The traditional physical analogy of multi-camera shoot is that each input is a separate audio or video "track", and you can switch and/or fade between these, or layer them. In real time, with multiple cameras, you use the time during which a camera isn't "live" to reset it for the next shot.
It's helpful to plan the basic coverage in advance, and then improvise around that. Overall, though, everything has to run like clockwork, particularly your graphics sources, which need to be in careful sequence. Plan out every detail, things like whether the principle speaker is going to read the questions on Twitter aloud.
I myself wouldn't have a fixed camera on the speaker at the podium, but that's me.

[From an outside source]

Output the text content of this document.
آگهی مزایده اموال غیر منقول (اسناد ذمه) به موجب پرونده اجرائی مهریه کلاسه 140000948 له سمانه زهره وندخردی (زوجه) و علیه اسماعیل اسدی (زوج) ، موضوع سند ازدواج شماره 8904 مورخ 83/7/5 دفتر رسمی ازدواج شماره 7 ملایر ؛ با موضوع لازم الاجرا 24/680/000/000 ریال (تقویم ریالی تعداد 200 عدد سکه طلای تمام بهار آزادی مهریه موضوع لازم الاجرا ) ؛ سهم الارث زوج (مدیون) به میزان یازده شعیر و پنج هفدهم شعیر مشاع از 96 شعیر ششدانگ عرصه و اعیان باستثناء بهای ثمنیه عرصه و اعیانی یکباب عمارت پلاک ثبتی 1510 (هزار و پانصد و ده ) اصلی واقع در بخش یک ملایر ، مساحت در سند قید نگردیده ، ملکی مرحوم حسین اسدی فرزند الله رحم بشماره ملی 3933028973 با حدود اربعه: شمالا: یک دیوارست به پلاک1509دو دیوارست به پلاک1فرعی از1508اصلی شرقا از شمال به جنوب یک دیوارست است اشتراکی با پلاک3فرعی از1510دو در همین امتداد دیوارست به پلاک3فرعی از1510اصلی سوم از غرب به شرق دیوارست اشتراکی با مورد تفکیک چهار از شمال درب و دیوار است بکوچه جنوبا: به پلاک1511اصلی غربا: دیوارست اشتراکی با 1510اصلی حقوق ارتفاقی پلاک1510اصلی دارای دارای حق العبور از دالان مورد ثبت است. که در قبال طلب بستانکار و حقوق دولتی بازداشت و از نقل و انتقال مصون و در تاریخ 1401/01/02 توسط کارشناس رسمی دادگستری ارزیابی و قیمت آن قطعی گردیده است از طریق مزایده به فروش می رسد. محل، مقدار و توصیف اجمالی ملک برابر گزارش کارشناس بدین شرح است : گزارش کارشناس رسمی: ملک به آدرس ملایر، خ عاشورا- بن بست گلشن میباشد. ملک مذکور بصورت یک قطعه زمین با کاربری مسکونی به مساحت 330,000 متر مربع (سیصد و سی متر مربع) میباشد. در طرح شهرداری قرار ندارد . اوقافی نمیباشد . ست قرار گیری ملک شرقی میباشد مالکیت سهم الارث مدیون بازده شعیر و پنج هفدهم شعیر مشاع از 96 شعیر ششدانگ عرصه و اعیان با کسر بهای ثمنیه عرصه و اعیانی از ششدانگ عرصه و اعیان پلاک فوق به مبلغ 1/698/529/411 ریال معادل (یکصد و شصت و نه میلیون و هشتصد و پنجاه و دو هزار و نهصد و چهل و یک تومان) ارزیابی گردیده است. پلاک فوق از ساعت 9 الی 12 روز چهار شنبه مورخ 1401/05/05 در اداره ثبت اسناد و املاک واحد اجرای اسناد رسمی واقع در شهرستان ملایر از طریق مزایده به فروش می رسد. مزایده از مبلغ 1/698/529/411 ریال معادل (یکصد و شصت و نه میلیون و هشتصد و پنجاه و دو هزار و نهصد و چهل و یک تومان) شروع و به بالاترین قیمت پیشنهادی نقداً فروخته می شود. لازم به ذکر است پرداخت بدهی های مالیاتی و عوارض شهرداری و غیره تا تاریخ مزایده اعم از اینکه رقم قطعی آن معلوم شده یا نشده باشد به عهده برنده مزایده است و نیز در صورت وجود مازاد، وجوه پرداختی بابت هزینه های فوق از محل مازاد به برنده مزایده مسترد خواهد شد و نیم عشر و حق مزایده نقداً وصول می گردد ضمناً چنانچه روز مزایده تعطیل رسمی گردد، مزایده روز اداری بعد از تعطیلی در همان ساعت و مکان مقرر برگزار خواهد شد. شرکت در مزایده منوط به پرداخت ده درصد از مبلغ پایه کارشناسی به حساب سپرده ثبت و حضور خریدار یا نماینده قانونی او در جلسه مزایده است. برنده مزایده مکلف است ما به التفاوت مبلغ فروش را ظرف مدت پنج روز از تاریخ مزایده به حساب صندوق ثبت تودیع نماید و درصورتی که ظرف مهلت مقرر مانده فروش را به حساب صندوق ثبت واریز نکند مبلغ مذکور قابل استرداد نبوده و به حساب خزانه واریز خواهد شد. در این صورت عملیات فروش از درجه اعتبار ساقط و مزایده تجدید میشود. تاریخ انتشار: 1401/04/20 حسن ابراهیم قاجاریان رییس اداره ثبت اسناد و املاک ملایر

Lots of people these days are using fixed cameras on lectures... but, IMO, not having a camera operator forces your main shot of the speaker to be way too wide, and the whole presentation becomes a lot duller. I'd sacrifice the hand-held camera onstage to have an operator on the podium camera.
I think you'll see as you run through it that it may be helpful to have separation of tasks... producing, directing, switching, engineering... depending upon complexity. A live production is much more demanding than one where you record the isolated cameras and edit later. The simpler you can make things, the smaller your crew can become.
When you use iPhones as handheld video sources, btw, try to make their angles distinctive enough that you can get away with the extreme quality mismatch you'll have between those and your main tripod cameras. IMO, you're better off using them for audience coverage and for, say, an extremely wide shot, than you are to try to use them for another angle on your speaker on stage. Pay special attention to "screen direction", and try to keep that screen direction consistent. Your brother can tell you more about that.
When is this going to happen, and what part are you going to handle?